As part of its crackdown against hoarding, the state administration has seized 23,340 metric tonnes of pulses, worth more than Rs180 crore, from across the state in the past two days. More than 95% of the stock was found at five illegal warehouses in the Mumbai Metropolitan Region, including those at Dahisar, Taloja, Turbhe and Mumbra.
The district administration initiated the raids, after the government issued a notification imposing restrictions on the holding stock of pulses, edible oil and oilseeds two days ago. “I met the director general of police on Wednesday, directing them to act against hoarders under the Maharashtra Prevention of the Dangerous Activities Act (MPDA) and Maharashtra Control of Organised Crime Act (MCOCA). All commissioners and district collectors have been ordered to start action. We will ensure the cases are fullproof, so they stand in court,” said Girish Bapat, food and civil supplies minister.
Around 7,000 metric tonnes of pulses worth Rs49.2 crore, were recovered from the warehouse at Taloja. Mahesh Tarde, inspector (crime), Taloja, said, “The raid went on for more than 18 hours. We raided three godowns in the warehouse and seized 1,40,363 bags of pulses. These included tur, chana, masur, urad and other pulses.”
Bapat said the government was scrutinising the documents obtained from the warehouses. “We have conducted similar raids at many such godowns in Konkan. We have registered cases against four men for their involvement in hoarding,” he said.

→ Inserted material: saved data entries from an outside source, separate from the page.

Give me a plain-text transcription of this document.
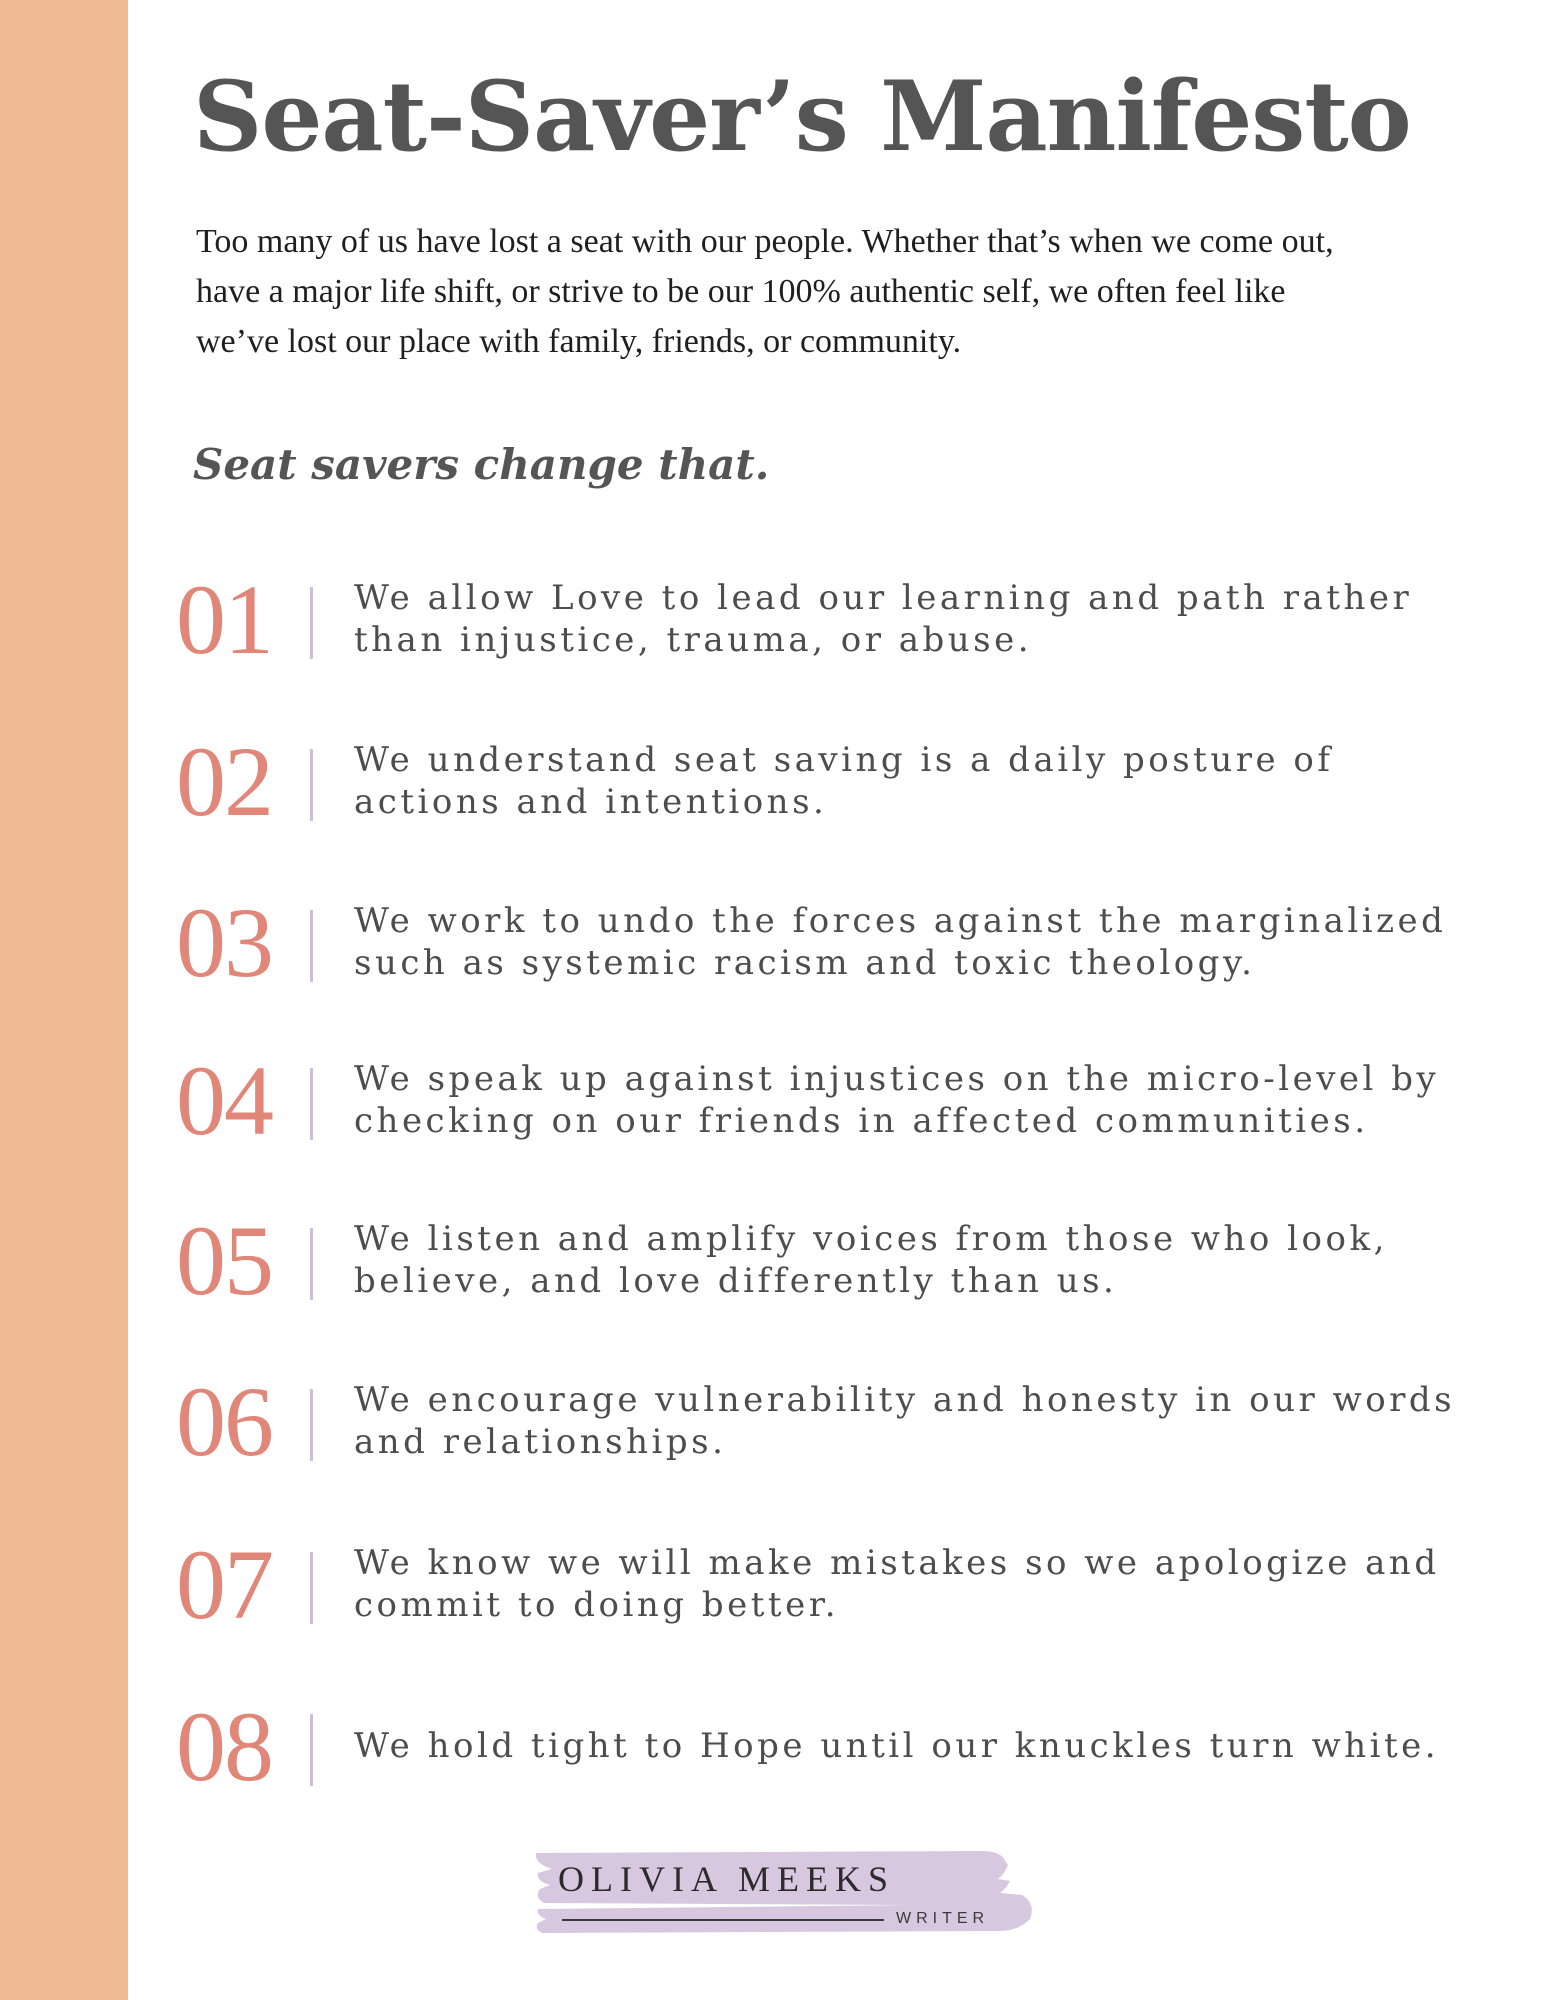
Seat-Saver’s Manifesto

Too many of us have lost a seat with our people. Whether that’s when we come out, have a major life shift, or strive to be our 100% authentic self, we often feel like we’ve lost our place with family, friends, or community.

Seat savers change that.

01 We allow Love to lead our learning and path rather than injustice, trauma, or abuse.
02 We understand seat saving is a daily posture of actions and intentions.
03 We work to undo the forces against the marginalized such as systemic racism and toxic theology.
04 We speak up against injustices on the micro-level by checking on our friends in affected communities.
05 We listen and amplify voices from those who look, believe, and love differently than us.
06 We encourage vulnerability and honesty in our words and relationships.
07 We know we will make mistakes so we apologize and commit to doing better.
08 We hold tight to Hope until our knuckles turn white.
OLIVIA MEEKS
WRITER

The state government has claimed the rates have dropped after the raids and are expected to come down more in the next few days. Bapat said the retail prices of the pulses have fallen to Rs160 a kg, from Rs200 two days ago. He said the district collectors will hold an auction of the seized stock to bring the stock in the open market.
Bapat clarified the decision of lifting the restrictions on holding of pulses, oilseeds and edible oil was taken by the government in April 2015, to accommodate the imported stock. Consumer activists have alleged the government’s decision to lift the restrictions has led to black marketing and hoarding, resulting in spiralling of prices.